Clothes have the remarkable capability of reflecting your inner state to the outside world. On conducting my own investigation, I found that almost unanimously, morning clothing choice was pretty much dependent on mood. Not weather, practicality, nor flattering fits.
There has been many suggestions to pull on those coloured clothes we associate with happiness, even if feeling down (e.g. R. Weaver, 2012) due to the strong link observed between clothing and mood state. Psychologists have shown that colour affects our mood and that humans have used “unusually bright colours … for their emotional effects” (D. Evans, 2001) thousands of years back.
You might wear brighter colours to radiate positivity, or sport skin-tight clothing to scream out just how confident you’re feeling that day. On the flip side, you might be feeling terribly antisocial one day. I mean, sometimes I wish I could wander out with ‘fuck off’ plastered across my forehead. But that just isn’t socially acceptable. So I let my clothes do the talking. I will be unashamedly dressed-down – hair visibly knotty, half-hearted make-up. Yep, no-one’s gonna bother trying to talk to me in this state.
Similarly, there’s nothing like black on black to discourage aimless small talk. I can’t help but wonder where the stigma of black equals depressed began. Perhaps we subconsciously associate it with funerals: death, loss, sorrow. On the other hand, black is notoriously slimming. It may be the case that the individuals with a uniform of black might be of a more self-conscious disposition, thus typically less happy in themselves. Having said that, I would argue that black is the fashionista’s chic, go-to choice. Maybe it is the strict emotionless-ness of black. I stumbled upon the idea that to be fashionable – I mean really fashionable – you almost have to seem emotionless. The true fashionista must always have a blasé demeanour, complete with sulky expressions and ‘whatever’ hair flicks.
But the fact colour might say so much about you can be manipulated for your benefit. Lady in red? Reckon she just fancied floating about in a rose-hued dress that day? Nah. I reckon she was on the prowl. You see, colour can be used as a tool to bring positivity into your life, ladies. Much research has found men much more sexually attracted to women dressed in red. Worth a shot, right?

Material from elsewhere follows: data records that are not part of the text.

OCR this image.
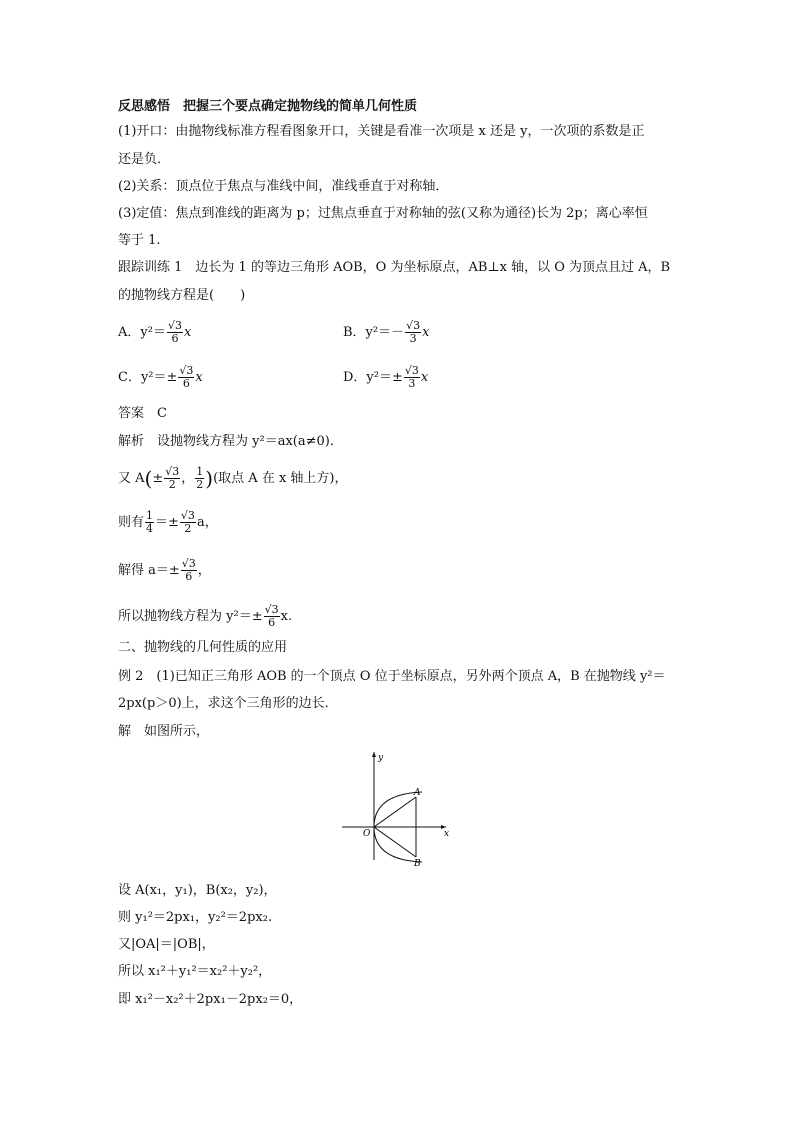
反思感悟　把握三个要点确定抛物线的简单几何性质
(1)开口：由抛物线标准方程看图象开口，关键是看准一次项是 x 还是 y，一次项的系数是正
还是负．
(2)关系：顶点位于焦点与准线中间，准线垂直于对称轴．
(3)定值：焦点到准线的距离为 p；过焦点垂直于对称轴的弦(又称为通径)长为 2p；离心率恒
等于 1.
跟踪训练 1　边长为 1 的等边三角形 AOB，O 为坐标原点，AB⊥x 轴，以 O 为顶点且过 A，B
的抛物线方程是(　　)
A．$y^2= \frac{√3}{6}$ x	B．$y^2=- \frac{√3}{3}$ x
C．$y^2=\pm \frac{√3}{6}$ x	D．$y^2=\pm \frac{√3}{3}$ x
答案　C
解析　设抛物线方程为 y²＝ax(a≠0)．
又 $A(\pm \frac{√3}{2}$ ， $\frac{1}{2}$ )(取点 A 在 x 轴上方)，
则有 $\frac{1}{4} =\pm \frac{√3}{2}$ a，
解得 $a=\pm \frac{√3}{6}$ ，
所以抛物线方程为 $y^2=\pm \frac{√3}{6} x$.
二、抛物线的几何性质的应用
例 2　(1)已知正三角形 AOB 的一个顶点 O 位于坐标原点，另外两个顶点 A，B 在抛物线 y²＝
2px(p＞0)上，求这个三角形的边长．
解　如图所示，
y
x
O
A
B
设 A(x₁，y₁)，B(x₂，y₂)，
则 y₁²＝2px₁，y₂²＝2px₂.
又|OA|＝|OB|，
所以 x₁²＋y₁²＝x₂²＋y₂²，
即 x₁²－x₂²＋2px₁－2px₂＝0，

The issue with all of this emotional involvement is that emotion seems to ultimately drive the fashion industry. Moreover, the fashion industry has latched on and appeals to these, often subconscious, emotions. Illustrious advertising draws out feelings of lust, need, desire. Although our initial contentment upon purchasing said item might give us temporary positive relief, this is soon substituted by uncontrollable jealousy of that coat or that dress. My research saw me finding countless blogs that encouraged eliciting such jealousy in your friends, even amongst young schoolgirls. Such unconstructive emotions only lead to a downwards spiral of refusal to appreciate what we have and ultimate superficiality. This, of course, is the extreme end of the scale, but it can’t be ignored that clothing can have such an unhealthy impact on our mind-set.
This is not only in terms of self-esteem issues, but also can lead to the development of irrational, addictive and even compulsive shopping behaviour. I reckon there definitely can be too much of a good thing, where the positive effect of great clothes can go so far as to take hold of us. I for one have turned into a green-eyed monster when someone bought those shoes that I absolutely, explicitly stated that I was going to buy. As a generally rational being, it concerns me how I can become so flippant, on such a trivial matter. But who is this unconstructive behaviour helping? Such negative emotions certainly won’t steal her shoes and award them to me. Nor will they make me feel happier about the whole ordeal. I guess it’s just unfortunate the way our mind works, but, as Charles Swindoll claimed, “life is 10% what happens to [you] and 90% of how [you] react to it”. Don’t bother with negative emotions; they will only poison you, no-one else.